Итак, пусть приверженцы англо-французского союза не истолковывают мои слова превратно. Я подчеркиваю — мы, республиканцы, более чем кто-либо хотим создания таких союзов; ибо, повторяю, единение народов, и в еще большей мере единение всего человечества, — вот символ наших чаяний. Но мы хотим, чтобы в этих союзах была внутренняя чистота, подлинная близость, глубокое взаимопонимание; хотим, чтобы они были плодотворны, согласны с законами нравственности — иначе они не будут действенны, и честны — иначе они будут непрочны; хотим, разумеется, чтобы в основе их лежали реальные интересы, но прежде всего — братство во всех его видах, созданных прогрессом и свободой; хотим, чтобы они были как бы итогом великого движения к свету; хотим, чтобы там не было ни унижения одних, ни самоотречения других; чтобы никто из их участников не таил своих мыслей о будущем и не страшился призраков прошлого, мы считаем, что презрение правительств друг к другу, пусть даже затаенное, плохо скрепляет взаимное уважение народов; словом, мы хотим, чтобы на лучезарных фронтонах зданий этих союзов высились мраморные статуи, а не идолы, слепленные из грязи.
Мы хотим договоров за подписью Джорджа Вашингтона, а не наспех сфабрикованных фальшивок за подписью Бонапарта.
Союзы, подобные тому, который мы видим сейчас, мы считаем гибельными для обоих участников, для тех двух народов, которыми мы восхищаемся и которые нам дороги, даже для обоих правительств, хотя о них-то, правда, мы беспокоимся меньше всего. Так ли уж хорошо известно, чего хотят здесь, так ли уж хорошо известно, что предпримут там? На наш взгляд, каждая из сторон в сущности не очень-то доверяет другой, и резонно; одной из них мы скажем, что у купца всегда на уме выгодная торговая сделка, а другой — что у предателя всегда на уме предательство.
Все ли понятно теперь?
Насколько нас не трогает наспех состряпанный союз, настолько нас волнует происходящая ныне война. Да, мы в неизъяснимом волнении, с надеждой и одновременно с тревогой следим за этой последней авантюрой монархии, за этой безрассудной распрей из-за какого-то ключа, которая уже поглотила не один миллион золота и тысячи человеческих жизней. Война, в которой интриги важнее битв, в которой турки выказывают все большую храбрость, Второе декабря — все большую подлость, Австрия — все большую робость перед Россией; война, убивающая без орудийных залпов, — ведь наши храбрые солдаты, пришедшие из мастерских и хижин, гибнут — увы! — бесславно, и трупы этих страдальцев даже не окружены печальным ореолом смерти на поле брани; война, где до сих пор, кроме чумы, не побеждал никто, где бюллетени издавал только тиф и лишь холера может похвастать Аустерлицем; война темная, запутанная, мятущаяся, полная попятных движений, роковая; война столь таинственная, что ее не понимают даже те, кто ее ведет, — так сильно в ней вмешательство провидения; грозная загадка, которую в своем ослеплении задали монархи и разгадать которую может только революция!

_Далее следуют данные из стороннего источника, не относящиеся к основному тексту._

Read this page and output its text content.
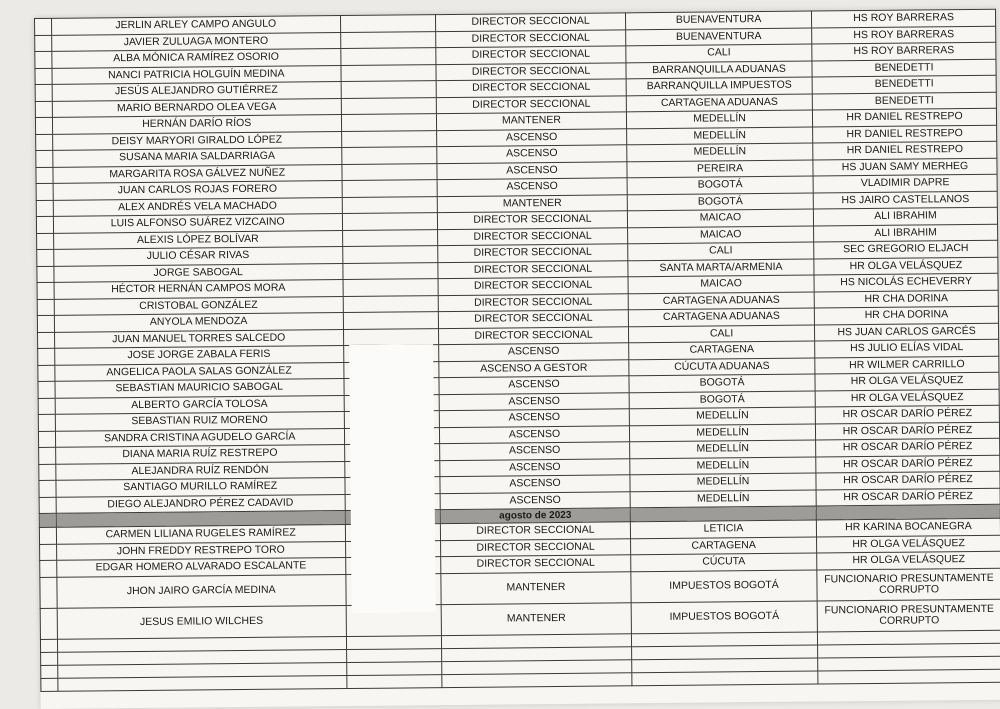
	JERLIN ARLEY CAMPO ANGULO		DIRECTOR SECCIONAL	BUENAVENTURA	HS ROY BARRERAS
	JAVIER ZULUAGA MONTERO		DIRECTOR SECCIONAL	BUENAVENTURA	HS ROY BARRERAS
	ALBA MÓNICA RAMÍREZ OSORIO		DIRECTOR SECCIONAL	CALI	HS ROY BARRERAS
	NANCI PATRICIA HOLGUÍN MEDINA		DIRECTOR SECCIONAL	BARRANQUILLA ADUANAS	BENEDETTI
	JESÚS ALEJANDRO GUTIÉRREZ		DIRECTOR SECCIONAL	BARRANQUILLA IMPUESTOS	BENEDETTI
	MARIO BERNARDO OLEA VEGA		DIRECTOR SECCIONAL	CARTAGENA ADUANAS	BENEDETTI
	HERNÁN DARÍO RÍOS		MANTENER	MEDELLÍN	HR DANIEL RESTREPO
	DEISY MARYORI GIRALDO LÓPEZ		ASCENSO	MEDELLÍN	HR DANIEL RESTREPO
	SUSANA MARIA SALDARRIAGA		ASCENSO	MEDELLÍN	HR DANIEL RESTREPO
	MARGARITA ROSA GÁLVEZ NUÑEZ		ASCENSO	PEREIRA	HS JUAN SAMY MERHEG
	JUAN CARLOS ROJAS FORERO		ASCENSO	BOGOTÁ	VLADIMIR DAPRE
	ALEX ANDRÉS VELA MACHADO		MANTENER	BOGOTÁ	HS JAIRO CASTELLANOS
	LUIS ALFONSO SUÁREZ VIZCAINO		DIRECTOR SECCIONAL	MAICAO	ALI IBRAHIM
	ALEXIS LÓPEZ BOLÍVAR		DIRECTOR SECCIONAL	MAICAO	ALI IBRAHIM
	JULIO CÉSAR RIVAS		DIRECTOR SECCIONAL	CALI	SEC GREGORIO ELJACH
	JORGE SABOGAL		DIRECTOR SECCIONAL	SANTA MARTA/ARMENIA	HR OLGA VELÁSQUEZ
	HÉCTOR HERNÁN CAMPOS MORA		DIRECTOR SECCIONAL	MAICAO	HS NICOLÁS ECHEVERRY
	CRISTOBAL GONZÁLEZ		DIRECTOR SECCIONAL	CARTAGENA ADUANAS	HR CHA DORINA
	ANYOLA MENDOZA		DIRECTOR SECCIONAL	CARTAGENA ADUANAS	HR CHA DORINA
	JUAN MANUEL TORRES SALCEDO		DIRECTOR SECCIONAL	CALI	HS JUAN CARLOS GARCÉS
	JOSE JORGE ZABALA FERIS		ASCENSO	CARTAGENA	HS JULIO ELÍAS VIDAL
	ANGELICA PAOLA SALAS GONZÁLEZ		ASCENSO A GESTOR	CÚCUTA ADUANAS	HR WILMER CARRILLO
	SEBASTIAN MAURICIO SABOGAL		ASCENSO	BOGOTÁ	HR OLGA VELÁSQUEZ
	ALBERTO GARCÍA TOLOSA		ASCENSO	BOGOTÁ	HR OLGA VELÁSQUEZ
	SEBASTIAN RUIZ MORENO		ASCENSO	MEDELLÍN	HR OSCAR DARÍO PÉREZ
	SANDRA CRISTINA AGUDELO GARCÍA		ASCENSO	MEDELLÍN	HR OSCAR DARÍO PÉREZ
	DIANA MARIA RUÍZ RESTREPO		ASCENSO	MEDELLÍN	HR OSCAR DARÍO PÉREZ
	ALEJANDRA RUÍZ RENDÓN		ASCENSO	MEDELLÍN	HR OSCAR DARÍO PÉREZ
	SANTIAGO MURILLO RAMÍREZ		ASCENSO	MEDELLÍN	HR OSCAR DARÍO PÉREZ
	DIEGO ALEJANDRO PÉREZ CADAVID		ASCENSO	MEDELLÍN	HR OSCAR DARÍO PÉREZ
			agosto de 2023		
	CARMEN LILIANA RUGELES RAMÍREZ		DIRECTOR SECCIONAL	LETICIA	HR KARINA BOCANEGRA
	JOHN FREDDY RESTREPO TORO		DIRECTOR SECCIONAL	CARTAGENA	HR OLGA VELÁSQUEZ
	EDGAR HOMERO ALVARADO ESCALANTE		DIRECTOR SECCIONAL	CÚCUTA	HR OLGA VELÁSQUEZ
	JHON JAIRO GARCÍA MEDINA		MANTENER	IMPUESTOS BOGOTÁ	FUNCIONARIO PRESUNTAMENTE CORRUPTO
	JESUS EMILIO WILCHES		MANTENER	IMPUESTOS BOGOTÁ	FUNCIONARIO PRESUNTAMENTE CORRUPTO
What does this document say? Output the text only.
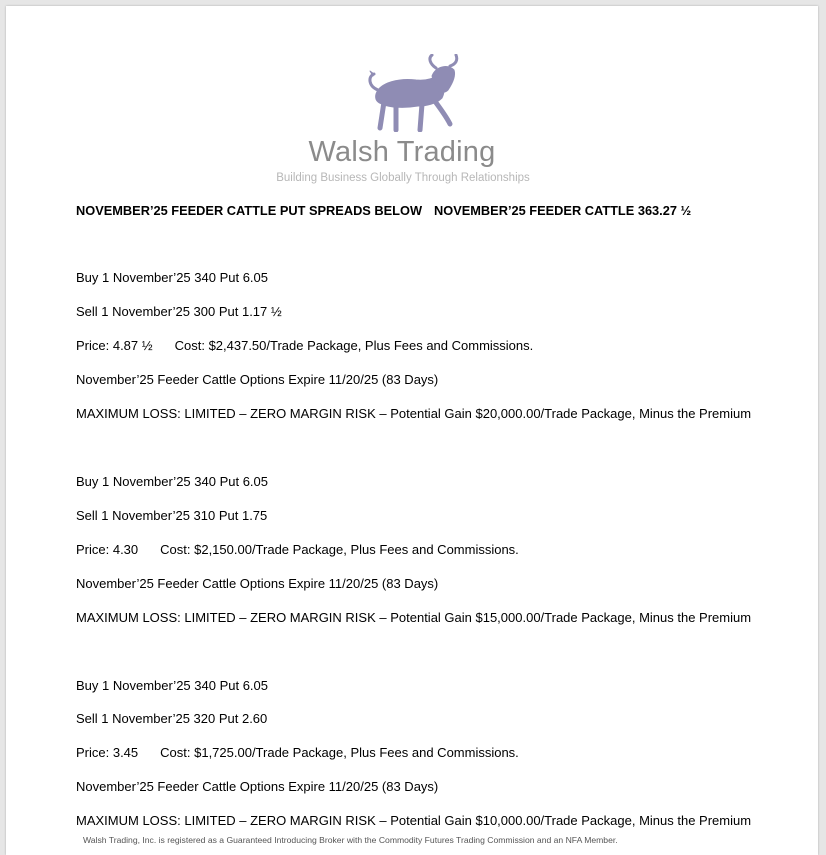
Walsh Trading
Building Business Globally Through Relationships
NOVEMBER’25 FEEDER CATTLE PUT SPREADS BELOW NOVEMBER’25 FEEDER CATTLE 363.27 ½
Buy 1 November’25 340 Put 6.05
Sell 1 November’25 300 Put 1.17 ½
Price: 4.87 ½ Cost: $2,437.50/Trade Package, Plus Fees and Commissions.
November’25 Feeder Cattle Options Expire 11/20/25 (83 Days)
MAXIMUM LOSS: LIMITED – ZERO MARGIN RISK – Potential Gain $20,000.00/Trade Package, Minus the Premium
Buy 1 November’25 340 Put 6.05
Sell 1 November’25 310 Put 1.75
Price: 4.30 Cost: $2,150.00/Trade Package, Plus Fees and Commissions.
November’25 Feeder Cattle Options Expire 11/20/25 (83 Days)
MAXIMUM LOSS: LIMITED – ZERO MARGIN RISK – Potential Gain $15,000.00/Trade Package, Minus the Premium
Buy 1 November’25 340 Put 6.05
Sell 1 November’25 320 Put 2.60
Price: 3.45 Cost: $1,725.00/Trade Package, Plus Fees and Commissions.
November’25 Feeder Cattle Options Expire 11/20/25 (83 Days)
MAXIMUM LOSS: LIMITED – ZERO MARGIN RISK – Potential Gain $10,000.00/Trade Package, Minus the Premium
Walsh Trading, Inc. is registered as a Guaranteed Introducing Broker with the Commodity Futures Trading Commission and an NFA Member.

Сегодня, в этот час, в ту самую минуту, когда я говорю, развертываются последние перипетии трагической борьбы; позор, постигший нас на Черном море, — очевидно, отзвук полного разгрома на Балтийском море; а поскольку, что ни говорите, такие народы, как Англия и Франция, не могут бесконечно и безнаказанно подвергать себя унижениям, развязку пытаются ускорить, идут на рискованный шаг. Граждане! Эта война не выдала свою тайну под Кронштадтом, раскроет ли она ее под Севастополем? Кто падет? Кто отслужит благодарственный молебен? Этого никто еще не знает. Но помните, изгнанники: что бы ни произошло, как бы ни обернулись события, деспотизм рушится и, рушась, раздавит либо Николая, либо Бонапарта. Это — я повторяю слова, которые сказал год назад, — это конец смертных мук Европы. Удар, наносимый в эту минуту, неизбежно вызовет спустя недолгое время падение одного из императоров — либо сибирского, либо кайенского, то есть обоих, ибо, валясь наземь, одна из двух подпор виселицы народов не может не увлечь за собой другую.